Northwest India under radar

Outlook for Monday signalled that the fairly widespread rainfall with isolated heavy to very heavy falls may continue over East Rajasthan and West Madhya Pradesh while the rainfall activity may scale up over the hills and adjoining plains of Northwest India.

Fairly widespread to widespread rainfall with isolated heavy to very heavy falls is forecast over the landslide-prone Himachal Pradesh, Uttar Pradesh and vulnerable Uttarakhand until Thursday and over Jammu & Kashmir, Ladakh, and the plains of Punjab and Haryana from Tuesday to Thursday.
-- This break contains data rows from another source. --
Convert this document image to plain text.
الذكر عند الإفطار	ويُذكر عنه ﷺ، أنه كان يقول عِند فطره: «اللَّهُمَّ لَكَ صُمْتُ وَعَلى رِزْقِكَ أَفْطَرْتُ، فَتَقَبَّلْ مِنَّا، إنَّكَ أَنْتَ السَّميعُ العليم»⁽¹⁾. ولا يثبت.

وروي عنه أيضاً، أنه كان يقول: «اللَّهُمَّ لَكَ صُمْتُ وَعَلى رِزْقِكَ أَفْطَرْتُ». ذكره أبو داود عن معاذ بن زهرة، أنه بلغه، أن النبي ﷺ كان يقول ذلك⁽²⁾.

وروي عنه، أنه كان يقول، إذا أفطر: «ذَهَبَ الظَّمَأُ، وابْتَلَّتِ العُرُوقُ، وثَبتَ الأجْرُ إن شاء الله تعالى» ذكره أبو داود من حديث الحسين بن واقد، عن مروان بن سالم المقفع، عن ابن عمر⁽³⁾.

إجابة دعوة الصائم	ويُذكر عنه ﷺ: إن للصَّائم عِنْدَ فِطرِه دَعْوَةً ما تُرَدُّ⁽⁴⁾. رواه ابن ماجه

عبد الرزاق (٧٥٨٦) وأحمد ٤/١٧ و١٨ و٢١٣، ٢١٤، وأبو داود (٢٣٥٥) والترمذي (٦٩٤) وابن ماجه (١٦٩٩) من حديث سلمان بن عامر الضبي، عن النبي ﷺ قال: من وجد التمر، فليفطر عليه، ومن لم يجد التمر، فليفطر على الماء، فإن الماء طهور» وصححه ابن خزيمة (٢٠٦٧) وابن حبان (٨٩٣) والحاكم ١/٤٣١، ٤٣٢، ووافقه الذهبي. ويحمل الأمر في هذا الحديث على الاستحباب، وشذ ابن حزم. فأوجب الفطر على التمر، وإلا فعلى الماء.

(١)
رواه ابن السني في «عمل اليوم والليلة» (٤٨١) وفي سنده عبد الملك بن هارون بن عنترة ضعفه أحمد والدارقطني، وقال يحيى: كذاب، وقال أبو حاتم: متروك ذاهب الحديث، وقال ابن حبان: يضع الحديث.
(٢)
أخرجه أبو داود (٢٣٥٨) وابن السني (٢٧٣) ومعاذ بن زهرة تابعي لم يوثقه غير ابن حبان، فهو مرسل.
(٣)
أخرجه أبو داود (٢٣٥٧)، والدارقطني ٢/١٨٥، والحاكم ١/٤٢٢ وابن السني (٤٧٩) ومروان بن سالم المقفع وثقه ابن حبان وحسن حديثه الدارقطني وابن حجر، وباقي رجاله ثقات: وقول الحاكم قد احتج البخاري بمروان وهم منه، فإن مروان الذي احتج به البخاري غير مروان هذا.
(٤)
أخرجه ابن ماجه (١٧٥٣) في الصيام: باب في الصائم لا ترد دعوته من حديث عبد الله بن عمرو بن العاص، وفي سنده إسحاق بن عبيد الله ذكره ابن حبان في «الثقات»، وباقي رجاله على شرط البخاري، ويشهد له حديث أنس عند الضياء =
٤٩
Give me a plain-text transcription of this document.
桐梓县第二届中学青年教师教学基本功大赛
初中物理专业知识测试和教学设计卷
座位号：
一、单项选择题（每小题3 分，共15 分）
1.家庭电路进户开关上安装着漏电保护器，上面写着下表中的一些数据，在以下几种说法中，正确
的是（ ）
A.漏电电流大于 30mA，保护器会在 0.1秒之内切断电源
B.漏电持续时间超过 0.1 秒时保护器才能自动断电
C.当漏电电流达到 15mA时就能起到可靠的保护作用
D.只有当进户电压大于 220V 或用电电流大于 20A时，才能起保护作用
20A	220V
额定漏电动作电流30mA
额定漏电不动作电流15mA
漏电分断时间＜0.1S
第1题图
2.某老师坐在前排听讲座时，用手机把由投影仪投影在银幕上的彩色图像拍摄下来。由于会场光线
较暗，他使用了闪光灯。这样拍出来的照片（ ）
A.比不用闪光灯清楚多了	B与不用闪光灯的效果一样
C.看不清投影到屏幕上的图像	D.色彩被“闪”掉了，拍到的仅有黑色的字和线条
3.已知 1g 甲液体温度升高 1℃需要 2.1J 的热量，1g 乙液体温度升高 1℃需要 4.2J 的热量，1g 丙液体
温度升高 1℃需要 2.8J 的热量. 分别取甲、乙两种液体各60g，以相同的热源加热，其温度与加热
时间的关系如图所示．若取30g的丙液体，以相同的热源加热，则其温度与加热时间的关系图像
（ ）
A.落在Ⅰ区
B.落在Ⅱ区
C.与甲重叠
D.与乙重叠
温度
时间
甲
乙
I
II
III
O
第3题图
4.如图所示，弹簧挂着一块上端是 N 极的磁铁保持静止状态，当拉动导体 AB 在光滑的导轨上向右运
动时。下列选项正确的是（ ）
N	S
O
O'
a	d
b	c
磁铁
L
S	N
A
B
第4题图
The rain-driving monsoon trough passes through Bikaner, Ajmer, the centre of a prevailing low-pressure area over North-West Madhya Pradesh, Satna, Gaya, Malda and thence eastwards to Tripura. Its eastern tip washing over land from the Bay of Bengal to Tripura points to the respite from peak monsoon activity.

Fresh low-pressure area

But this may be short-lived since the IMD has already predicted the formation of a successor low-pressure area over the North Bay in the next two day, likely bringing the eastern end of the trough back dipping into the waters to set off another rainy session over East and Central India as mentioned above.

The offshore trough lies truncated from Karnataka coast to Kerala coast, confining current activity of the monsoon to that stretch of the West Coast and adjoining interior. A western disturbance as a trough is waiting in the wings over Afghanistan-Pakistan. A cyclonic circulation hangs over Northwest Rajasthan.